Watch live as asteroid passes Earth on ‘very close’ approach

A newly discovered asteroid will come “very close” to Earth on Friday — and you can watch the space rock zoom through space live online.

The asteroid, known as 2023 EY, will reach a minimum distance to our planet of about 149,000 miles on March 17, according to figures from NASA’s Center for Near Earth Object Studies (CNEOS).

Although this may seem far away, in astronomical terms this is considered a close encounter. To put the flyby into context, the space rock will zoom past us at less than two-thirds of the average distance between Earth and the moon.

The asteroid is estimated to measure about 56 feet across, NASA figures show, making it comparable in size to a house.

Despite the fact that it will fly by Earth on Friday, EY was only discovered on March 13 – just four days before its encounter with our planet.
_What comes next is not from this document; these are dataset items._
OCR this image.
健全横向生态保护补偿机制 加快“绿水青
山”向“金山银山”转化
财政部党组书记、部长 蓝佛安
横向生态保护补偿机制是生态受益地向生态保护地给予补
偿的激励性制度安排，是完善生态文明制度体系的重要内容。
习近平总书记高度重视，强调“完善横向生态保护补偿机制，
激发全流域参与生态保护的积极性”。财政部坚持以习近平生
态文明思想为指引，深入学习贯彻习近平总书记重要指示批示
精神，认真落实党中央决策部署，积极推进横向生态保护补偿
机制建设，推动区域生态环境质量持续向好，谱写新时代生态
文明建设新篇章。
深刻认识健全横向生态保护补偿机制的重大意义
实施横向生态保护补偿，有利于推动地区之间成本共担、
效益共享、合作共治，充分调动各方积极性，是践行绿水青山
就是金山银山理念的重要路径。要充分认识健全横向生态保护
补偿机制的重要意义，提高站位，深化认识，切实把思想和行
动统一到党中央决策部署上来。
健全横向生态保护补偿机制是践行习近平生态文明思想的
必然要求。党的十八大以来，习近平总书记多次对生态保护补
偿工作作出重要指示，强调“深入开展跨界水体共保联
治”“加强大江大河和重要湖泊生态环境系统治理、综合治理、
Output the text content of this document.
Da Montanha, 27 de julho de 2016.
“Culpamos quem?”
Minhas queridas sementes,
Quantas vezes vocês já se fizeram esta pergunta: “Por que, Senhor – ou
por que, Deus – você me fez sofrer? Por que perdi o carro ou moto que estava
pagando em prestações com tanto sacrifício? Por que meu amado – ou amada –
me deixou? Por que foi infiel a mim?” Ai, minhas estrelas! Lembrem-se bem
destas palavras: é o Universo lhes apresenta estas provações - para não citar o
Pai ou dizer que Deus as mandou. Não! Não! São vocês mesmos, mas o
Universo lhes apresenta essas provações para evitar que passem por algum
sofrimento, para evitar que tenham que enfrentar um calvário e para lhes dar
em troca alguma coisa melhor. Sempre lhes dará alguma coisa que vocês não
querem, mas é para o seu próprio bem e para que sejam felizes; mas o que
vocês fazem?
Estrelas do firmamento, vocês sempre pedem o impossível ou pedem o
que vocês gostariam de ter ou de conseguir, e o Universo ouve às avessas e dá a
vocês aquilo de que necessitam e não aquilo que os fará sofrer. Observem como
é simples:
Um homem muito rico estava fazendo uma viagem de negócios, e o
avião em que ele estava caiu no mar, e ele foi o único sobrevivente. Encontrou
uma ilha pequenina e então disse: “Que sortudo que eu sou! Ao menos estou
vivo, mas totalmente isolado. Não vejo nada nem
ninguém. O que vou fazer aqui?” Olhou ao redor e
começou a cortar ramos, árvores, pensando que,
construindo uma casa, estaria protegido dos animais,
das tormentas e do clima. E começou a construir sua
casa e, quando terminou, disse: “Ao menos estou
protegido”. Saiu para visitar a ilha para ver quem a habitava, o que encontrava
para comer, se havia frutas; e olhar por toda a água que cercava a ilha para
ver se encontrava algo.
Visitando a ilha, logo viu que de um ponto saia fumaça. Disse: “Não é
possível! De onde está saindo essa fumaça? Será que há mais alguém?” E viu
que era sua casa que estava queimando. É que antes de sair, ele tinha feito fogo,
The asteroid was discovered by a telescope at the Sutherland Observing Station in South Africa.

File photo: Artist’s illustration of an asteroid flying past Earth. A newly discovered asteroid will come “very close” to Earth on Friday. iStock

The asteroid is one of more than a dozen that have approached Earth within lunar distance — an average of 238,855 miles away — this year. All of these space rocks, including 2023 EY, have been small, harmless asteroids.

The trajectory of 2023 EY has been precisely calculated, so there is no chance that the object will collide with our planet. But if an asteroid of this size was on a collision course with Earth, there would be little to worry about.

According to NASA, space rocks measuring less than 25 meters across (about 82 feet) would most likely burn up if they entered Earth’s true atmosphere, causing little or no damage to the ground.

By the time it approaches, 2023 EY will be traveling at approximately 18,100 miles per hour. That’s about nine times as fast as a rifle bullet.

The Virtual Telescope Project (VTP) will provide a live stream that will allow viewers to see the asteroid as it zooms past Earth. The project’s director, Gianluca Masi, described the approach as “very close” in an email Newsweek.

VTP is a service provided by the Bellatrix Astronomical Observatory in Ceccano, Italy, which operates and provides access to remotely operated robotic telescopes.

The live stream starts at 12:00 Universal Coordinated Time on March 17 or 8:00 PM Eastern Time on March 16.

VTP also hosted a live stream of another small asteroid that came even closer in January this year, and Masi managed to capture some “extraordinary” images.

This space rock, known as 2023 BU, flew past us at an altitude of only about 2,500 miles above Earth.

This flyby was the fourth closest of more than 35,000 past and future Earth approaches in the CNEOS database, which contains data covering the 300 years from 1900 to 2200. The approach was less than 3 percent of the average distance between the Earth and the moon.